According to the U.S. Department of Housing and Urban Development, more than 35,000 people live on Bay Area streets. Self-proclaimed “homelessness ender” Andrew Hening is seeking to eradicate the crisis.
Over the last decade, Hening has provided frontline outreach in some of the Bay Area’s largest homeless encampments, managed a growing nonprofit, and served in an executive leadership role in local government. He’s now consulting with government agencies in Marin, Sonoma, and San Francisco counties to develop supportive housing as well as strategic frameworks for solving long-term chronic homelessness.
What works, Hening has found, is not another temporary shelter or substance- abuse program but permanent supportive housing for the chronically homeless—those who have gone without housing for over a year and who typically struggle with mental illness, substance abuse, or disability.

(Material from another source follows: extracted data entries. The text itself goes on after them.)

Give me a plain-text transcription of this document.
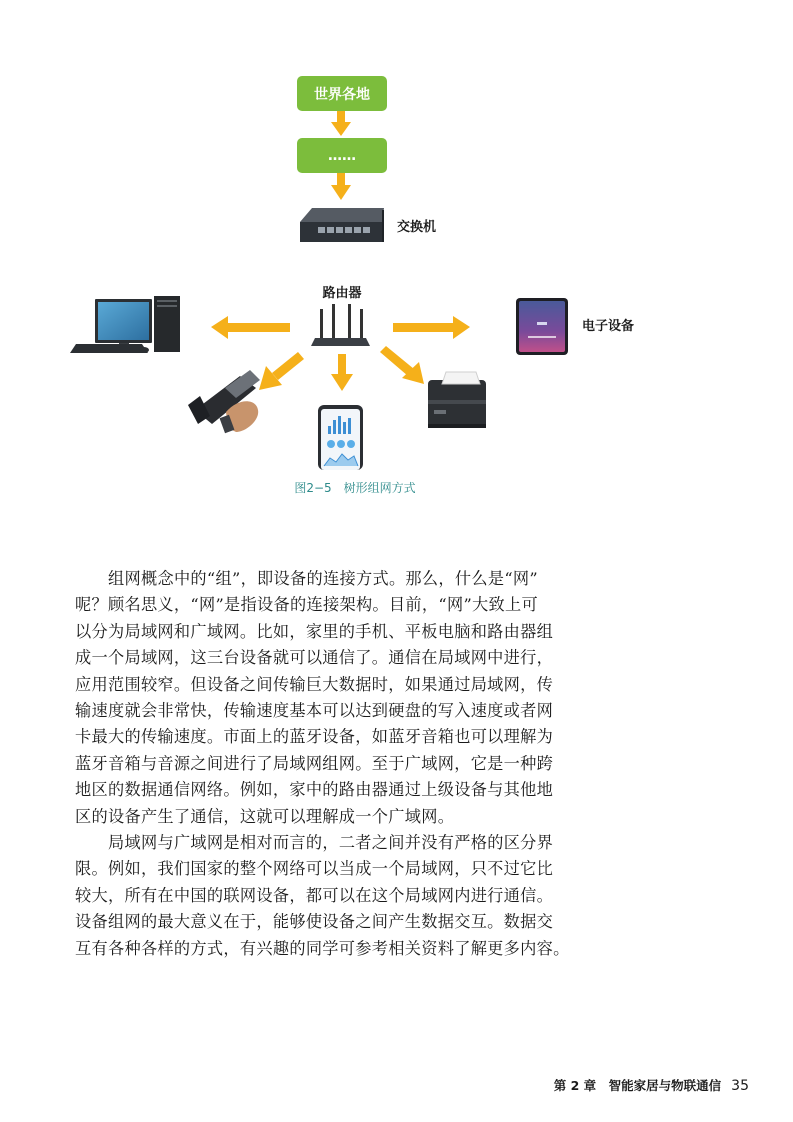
世界各地
……
交换机
路由器
电子设备
图2−5　树形组网方式

组网概念中的“组”，即设备的连接方式。那么，什么是“网”
呢？顾名思义，“网”是指设备的连接架构。目前，“网”大致上可
以分为局域网和广域网。比如，家里的手机、平板电脑和路由器组
成一个局域网，这三台设备就可以通信了。通信在局域网中进行，
应用范围较窄。但设备之间传输巨大数据时，如果通过局域网，传
输速度就会非常快，传输速度基本可以达到硬盘的写入速度或者网
卡最大的传输速度。市面上的蓝牙设备，如蓝牙音箱也可以理解为
蓝牙音箱与音源之间进行了局域网组网。至于广域网，它是一种跨
地区的数据通信网络。例如，家中的路由器通过上级设备与其他地
区的设备产生了通信，这就可以理解成一个广域网。

局域网与广域网是相对而言的，二者之间并没有严格的区分界
限。例如，我们国家的整个网络可以当成一个局域网，只不过它比
较大，所有在中国的联网设备，都可以在这个局域网内进行通信。
设备组网的最大意义在于，能够使设备之间产生数据交互。数据交
互有各种各样的方式，有兴趣的同学可参考相关资料了解更多内容。

第 2 章　智能家居与物联通信 35
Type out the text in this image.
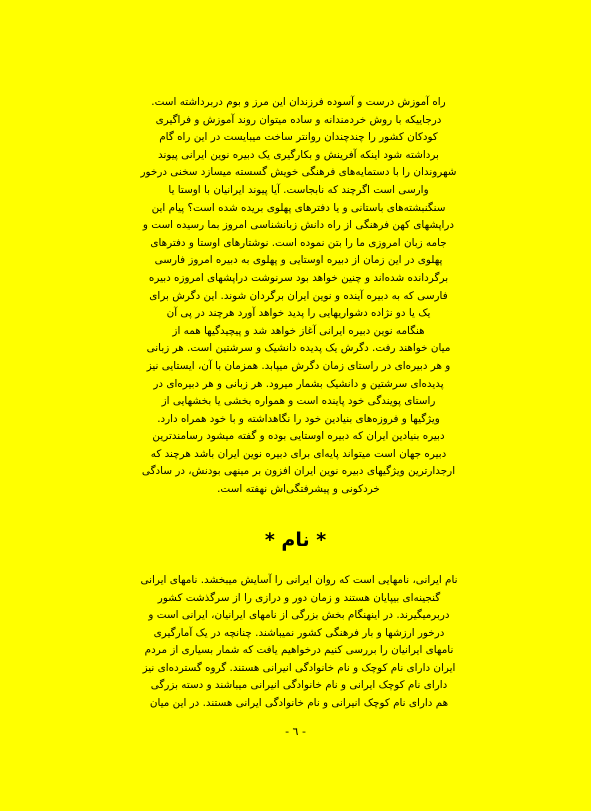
راه آموزش درست و آسوده فرزندان این مرز و بوم دربرداشته است.
درجاییکه با روش خردمندانه و ساده میتوان روند آموزش و فراگیری
کودکان کشور را چندچندان روانتر ساخت میبایست در این راه گام
برداشته شود اینکه آفرینش و بکارگیری یک دبیره نوین ایرانی پیوند
شهروندان را با دستمایه‌های فرهنگی خویش گسسته میسازد سخنی درخور
وارسی است اگرچند که نابجاست. آیا پیوند ایرانیان با اوستا یا
سنگنبشته‌های باستانی و یا دفترهای پهلوی بریده شده است؟ پیام این
دراپشهای کهن فرهنگی از راه دانش زبانشناسی امروز بما رسیده است و
جامه زبان امروزی ما را بتن نموده است. نوشتارهای اوستا و دفترهای
پهلوی در این زمان از دبیره اوستایی و پهلوی به دبیره امروز فارسی
برگردانده شده‌اند و چنین خواهد بود سرنوشت دراپشهای امروزه دبیره
فارسی که به دبیره آینده و نوین ایران برگردان شوند. این دگرش برای
یک یا دو نژاده دشواریهایی را پدید خواهد آورد هرچند در پی آن
هنگامه نوین دبیره ایرانی آغاز خواهد شد و پیچیدگیها همه از
میان خواهند رفت. دگرش یک پدیده دانشیک و سرشتین است. هر زبانی
و هر دبیره‌ای در راستای زمان دگرش میپابد. همزمان با آن، ایستایی نیز
پدیده‌ای سرشتین و دانشیک بشمار میرود. هر زبانی و هر دبیره‌ای در
راستای پویندگی خود پاینده است و همواره بخشی یا بخشهایی از
ویژگیها و فروزه‌های بنیادین خود را نگاهداشته و با خود همراه دارد.
دبیره بنیادین ایران که دبیره اوستایی بوده و گفته میشود رسامندترین
دبیره جهان است میتواند پایه‌ای برای دبیره نوین ایران باشد هرچند که
ارجدارترین ویژگیهای دبیره نوین ایران افزون بر مینهی بودنش، در سادگی
خردکونی و پیشرفتگی‌اش نهفته است.
* نام *
نام ایرانی، نامهایی است که روان ایرانی را آسایش میبخشد. نامهای ایرانی
گنجینه‌ای بیپایان هستند و زمان دور و درازی را از سرگذشت کشور
دربرمیگیرند. در اینهنگام بخش بزرگی از نامهای ایرانیان، ایرانی است و
درخور ارزشها و بار فرهنگی کشور نمیباشند. چنانچه در یک آمارگیری
نامهای ایرانیان را بررسی کنیم درخواهیم یافت که شمار بسیاری از مردم
ایران دارای نام کوچک و نام خانوادگی انیرانی هستند. گروه گسترده‌ای نیز
دارای نام کوچک ایرانی و نام خانوادگی انیرانی میباشند و دسته بزرگی
هم دارای نام کوچک انیرانی و نام خانوادگی ایرانی هستند. در این میان
- ٦ -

Over the last four years, Hening co-led a team that housed over 400 of the most long-term homeless people in Marin County, registering a 28% drop in chronic homelessness from 2017 to 2019. His efforts made the county a nationwide model.
Each chronically homeless person can cost communities $60,000–$80,000 per year in emergency public services. These individuals also tend to die (from chronic health issues, suicide, or overdose) on average 25 years earlier than their housed peers. So Hening’s solution prioritized permanent housing and supportive services for this most vulnerable population.
“From both a community-impact and ethical perspective, this is really the group to focus on,” Hening says.